Pasta frolla alla lavanda

La lavanda è stata fatta risalire ai tempi antichi, e mentre era conosciuta con molti nomi (tra cui il biblico "Spikenard") sono stati i Romani, che hanno usato il fiore per profumare i loro bagni, che per primi lo chiamavano "Lavanda" dalla parola romana (italiana) lavare, che significa "lavare". Utilizzata nelle gelatine e in altri alimenti, come profumo, afrodisiaco (Si dice che Cleopatra abbia usato il suo profumo nel sedurre sia Cesare che Marco Antonio) e repellente per insetti, è una pianta che viaggiava con le società più civilizzate, dagli egiziani, ai romani ai francesi e agli inglesi, trovando infine la sua strada verso il nuovo mondo.
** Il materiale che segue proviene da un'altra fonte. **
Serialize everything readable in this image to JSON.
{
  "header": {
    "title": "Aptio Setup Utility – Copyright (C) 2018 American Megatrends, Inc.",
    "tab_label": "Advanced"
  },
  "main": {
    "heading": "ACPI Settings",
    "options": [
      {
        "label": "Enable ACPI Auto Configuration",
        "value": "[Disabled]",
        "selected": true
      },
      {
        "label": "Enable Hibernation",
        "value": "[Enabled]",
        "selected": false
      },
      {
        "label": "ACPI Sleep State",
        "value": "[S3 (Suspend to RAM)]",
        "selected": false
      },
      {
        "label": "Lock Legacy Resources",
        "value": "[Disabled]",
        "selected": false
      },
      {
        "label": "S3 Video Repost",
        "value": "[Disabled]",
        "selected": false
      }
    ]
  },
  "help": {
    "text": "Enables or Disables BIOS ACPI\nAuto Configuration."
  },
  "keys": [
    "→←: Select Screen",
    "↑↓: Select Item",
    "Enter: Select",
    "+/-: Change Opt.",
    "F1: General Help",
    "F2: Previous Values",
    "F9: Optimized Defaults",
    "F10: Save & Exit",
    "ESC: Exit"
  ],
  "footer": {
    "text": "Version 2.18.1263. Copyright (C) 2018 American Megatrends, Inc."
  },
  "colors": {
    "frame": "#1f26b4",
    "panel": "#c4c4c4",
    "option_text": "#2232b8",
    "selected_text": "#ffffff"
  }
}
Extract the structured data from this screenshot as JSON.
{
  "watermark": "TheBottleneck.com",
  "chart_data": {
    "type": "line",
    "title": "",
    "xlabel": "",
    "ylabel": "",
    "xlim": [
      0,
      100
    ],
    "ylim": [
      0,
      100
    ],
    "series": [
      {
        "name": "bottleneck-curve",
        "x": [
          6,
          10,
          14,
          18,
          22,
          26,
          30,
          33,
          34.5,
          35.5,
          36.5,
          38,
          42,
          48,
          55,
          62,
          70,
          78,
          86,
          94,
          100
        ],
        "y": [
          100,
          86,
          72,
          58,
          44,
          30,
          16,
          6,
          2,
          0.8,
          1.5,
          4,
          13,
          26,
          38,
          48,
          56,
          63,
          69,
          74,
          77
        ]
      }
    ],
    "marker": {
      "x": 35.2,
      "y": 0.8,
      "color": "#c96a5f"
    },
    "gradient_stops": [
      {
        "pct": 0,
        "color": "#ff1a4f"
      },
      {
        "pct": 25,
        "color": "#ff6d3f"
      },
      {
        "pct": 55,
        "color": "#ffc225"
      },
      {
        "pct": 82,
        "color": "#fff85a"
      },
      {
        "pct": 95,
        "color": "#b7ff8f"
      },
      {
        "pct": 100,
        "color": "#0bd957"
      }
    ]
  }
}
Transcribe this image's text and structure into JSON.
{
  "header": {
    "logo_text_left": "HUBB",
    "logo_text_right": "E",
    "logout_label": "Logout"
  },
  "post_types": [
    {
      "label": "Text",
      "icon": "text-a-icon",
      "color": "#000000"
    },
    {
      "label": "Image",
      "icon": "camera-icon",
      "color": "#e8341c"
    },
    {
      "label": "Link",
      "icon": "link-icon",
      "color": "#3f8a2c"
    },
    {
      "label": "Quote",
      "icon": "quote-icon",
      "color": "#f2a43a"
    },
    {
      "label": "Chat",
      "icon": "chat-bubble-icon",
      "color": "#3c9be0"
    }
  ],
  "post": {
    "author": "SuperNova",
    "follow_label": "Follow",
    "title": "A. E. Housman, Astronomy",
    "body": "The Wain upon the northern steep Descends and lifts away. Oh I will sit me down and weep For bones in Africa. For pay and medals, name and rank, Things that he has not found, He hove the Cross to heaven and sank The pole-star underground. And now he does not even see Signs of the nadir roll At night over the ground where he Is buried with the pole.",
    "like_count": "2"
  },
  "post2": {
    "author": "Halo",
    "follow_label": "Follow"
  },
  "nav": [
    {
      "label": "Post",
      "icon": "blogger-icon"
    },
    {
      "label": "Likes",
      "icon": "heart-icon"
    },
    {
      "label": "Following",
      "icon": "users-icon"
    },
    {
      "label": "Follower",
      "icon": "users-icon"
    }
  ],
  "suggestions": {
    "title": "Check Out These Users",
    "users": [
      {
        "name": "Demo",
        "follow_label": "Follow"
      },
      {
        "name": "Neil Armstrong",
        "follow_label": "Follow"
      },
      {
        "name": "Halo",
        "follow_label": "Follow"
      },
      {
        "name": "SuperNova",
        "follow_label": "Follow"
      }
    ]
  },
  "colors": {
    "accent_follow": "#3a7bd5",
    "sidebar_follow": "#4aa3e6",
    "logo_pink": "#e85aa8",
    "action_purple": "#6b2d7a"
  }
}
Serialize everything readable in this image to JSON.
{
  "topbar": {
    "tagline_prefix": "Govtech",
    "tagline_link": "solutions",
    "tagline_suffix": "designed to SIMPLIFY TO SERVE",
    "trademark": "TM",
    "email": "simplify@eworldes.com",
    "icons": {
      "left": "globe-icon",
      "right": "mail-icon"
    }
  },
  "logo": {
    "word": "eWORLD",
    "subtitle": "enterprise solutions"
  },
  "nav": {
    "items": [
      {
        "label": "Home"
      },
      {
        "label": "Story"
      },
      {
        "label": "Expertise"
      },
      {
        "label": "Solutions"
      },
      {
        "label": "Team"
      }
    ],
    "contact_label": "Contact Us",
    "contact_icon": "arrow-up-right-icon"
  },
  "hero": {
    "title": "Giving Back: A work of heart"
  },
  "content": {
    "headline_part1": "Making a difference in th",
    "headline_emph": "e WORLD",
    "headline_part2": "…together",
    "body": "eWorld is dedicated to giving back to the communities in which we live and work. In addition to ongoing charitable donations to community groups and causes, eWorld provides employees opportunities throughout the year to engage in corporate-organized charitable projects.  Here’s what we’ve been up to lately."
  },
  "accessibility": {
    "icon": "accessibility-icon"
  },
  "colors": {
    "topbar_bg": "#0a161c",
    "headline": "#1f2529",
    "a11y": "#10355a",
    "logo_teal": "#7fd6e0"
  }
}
Oggi più comunemente associata alla Francia meridionale (cioè Herbes de Provence) e ai giardini di campagna inglesi, la sua dolce fragranza evoca una soleggiata giornata estiva in un momento più semplice. Quando si cucina con lavanda è importante utilizzare solo erbe coltivate biologicamente, o quelle acquistate appositamente per cucinare, da un mercato affidabile o da un negozio di alimenti per la salute. frolla di lavanda Kelly Epstein scrive per il blog del cibo, www.mountainmamacooks.com. Clicca sul link qui sotto per trovare la sua favolosa ricetta di pasta frolla al limone e lavanda:

Ricetta di pasta frolla di lavanda stampabile

Goditi questi deliziosi biscotti con una tazza di tè o un bicchiere di latte... o abbinarli con il nostro Marmellate e marmellate di lavanda.